Jan 30 (Reuters) - Exxon Mobil Corp, the world's largest publicly traded oil company by market value, posted lower-than-expected quarterly profit on Thursday as it failed to offset declining production but spent heavily to find fresh reserves.
The problem of declining production at legacy oil and natural gas wells has become endemic for multinational energy groups, which have tried to offset the trend by launching massive and risky exploration projects.
Exxon's oil and natural gas production dropped 1.8 percent in the fourth quarter from year-ago levels, with natural gas production falling around the world and oil output slipping in half the regions where the company operates.
The results reflected a "mediocre quarter" for Exxon, especially in international production, Edward Jones analyst Brian Youngberg said.
"They've lost momentum already, reverting back to declining production and stagnant earnings," Youngberg said.

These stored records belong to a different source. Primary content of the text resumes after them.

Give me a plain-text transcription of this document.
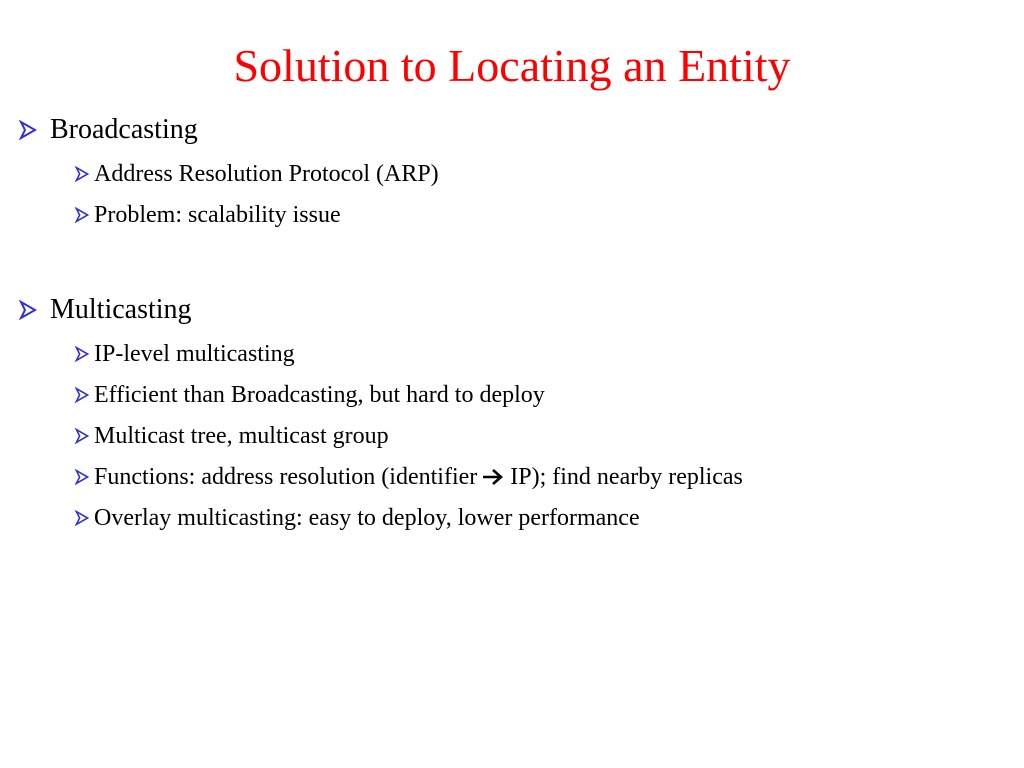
Solution to Locating an Entity
Broadcasting
Address Resolution Protocol (ARP)
Problem: scalability issue
Multicasting
IP-level multicasting
Efficient than Broadcasting, but hard to deploy
Multicast tree, multicast group
Functions: address resolution (identifier IP); find nearby replicas
Overlay multicasting: easy to deploy, lower performance
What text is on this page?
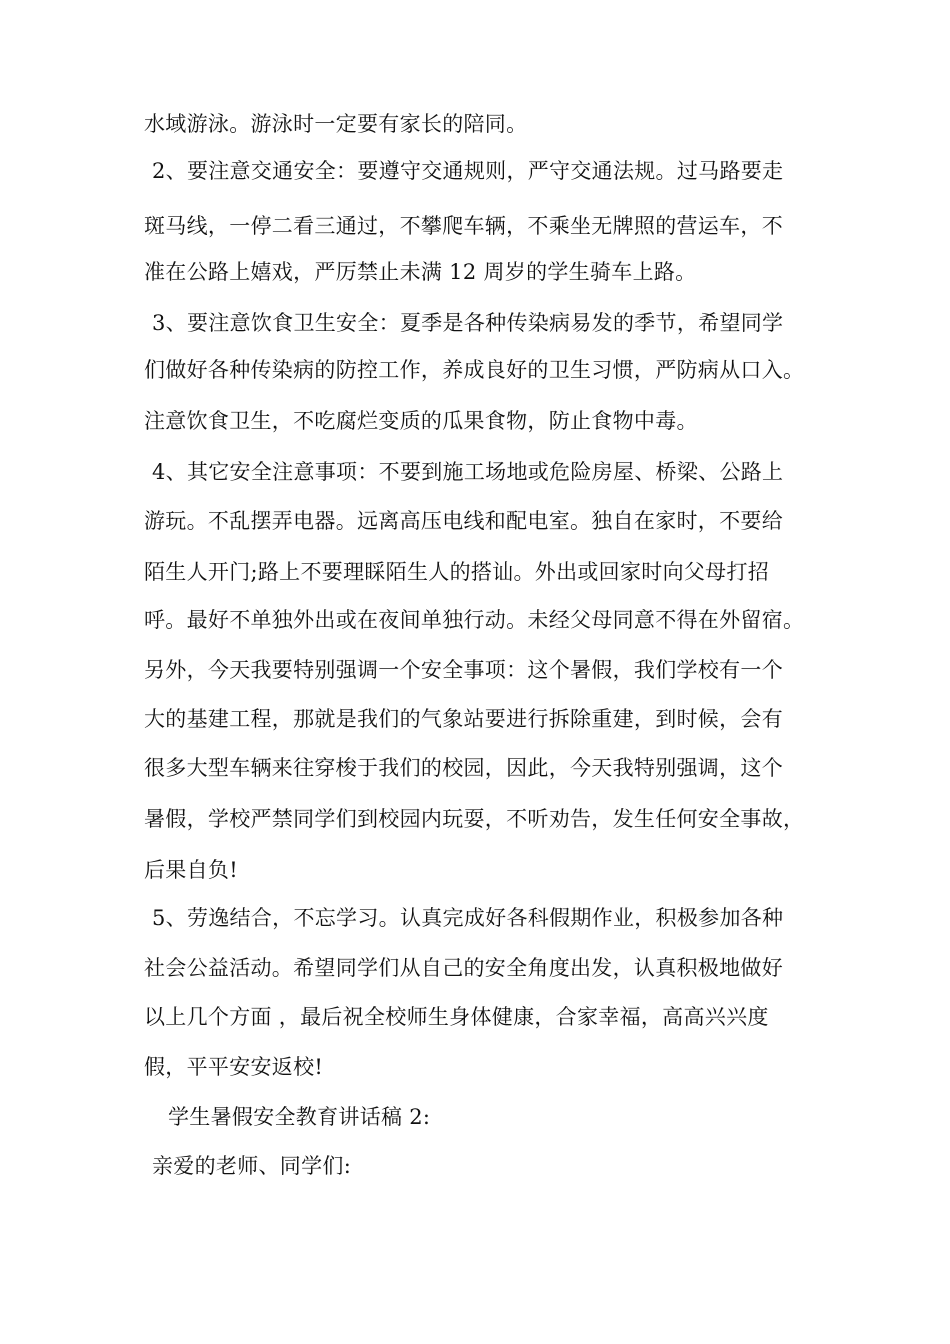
水域游泳。游泳时一定要有家长的陪同。
2、要注意交通安全：要遵守交通规则，严守交通法规。过马路要走
斑马线，一停二看三通过，不攀爬车辆，不乘坐无牌照的营运车，不
准在公路上嬉戏，严厉禁止未满 12 周岁的学生骑车上路。
3、要注意饮食卫生安全：夏季是各种传染病易发的季节，希望同学
们做好各种传染病的防控工作，养成良好的卫生习惯，严防病从口入。
注意饮食卫生，不吃腐烂变质的瓜果食物，防止食物中毒。
4、其它安全注意事项：不要到施工场地或危险房屋、桥梁、公路上
游玩。不乱摆弄电器。远离高压电线和配电室。独自在家时，不要给
陌生人开门;路上不要理睬陌生人的搭讪。外出或回家时向父母打招
呼。最好不单独外出或在夜间单独行动。未经父母同意不得在外留宿。
另外，今天我要特别强调一个安全事项：这个暑假，我们学校有一个
大的基建工程，那就是我们的气象站要进行拆除重建，到时候，会有
很多大型车辆来往穿梭于我们的校园，因此，今天我特别强调，这个
暑假，学校严禁同学们到校园内玩耍，不听劝告，发生任何安全事故，
后果自负!
5、劳逸结合，不忘学习。认真完成好各科假期作业，积极参加各种
社会公益活动。希望同学们从自己的安全角度出发，认真积极地做好
以上几个方面 ，最后祝全校师生身体健康，合家幸福，高高兴兴度
假，平平安安返校!
学生暑假安全教育讲话稿 2:
亲爱的老师、同学们:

Exxon rival Royal Dutch Shell Plc said on Thursday the fourth quarter was its least profitable in five years as its own production slipped.
To assuage Wall Street, Chief Executive Officer Rex Tillerson promised in a statement that the company will ramp up exploration projects over the next two years to find newer reserves.
Exxon spent $42.5 billion in 2013 on exploration and other capital projects, a staggering sum that led Tillerson to admit last year: "I never would have dreamed we'd be spending at this level."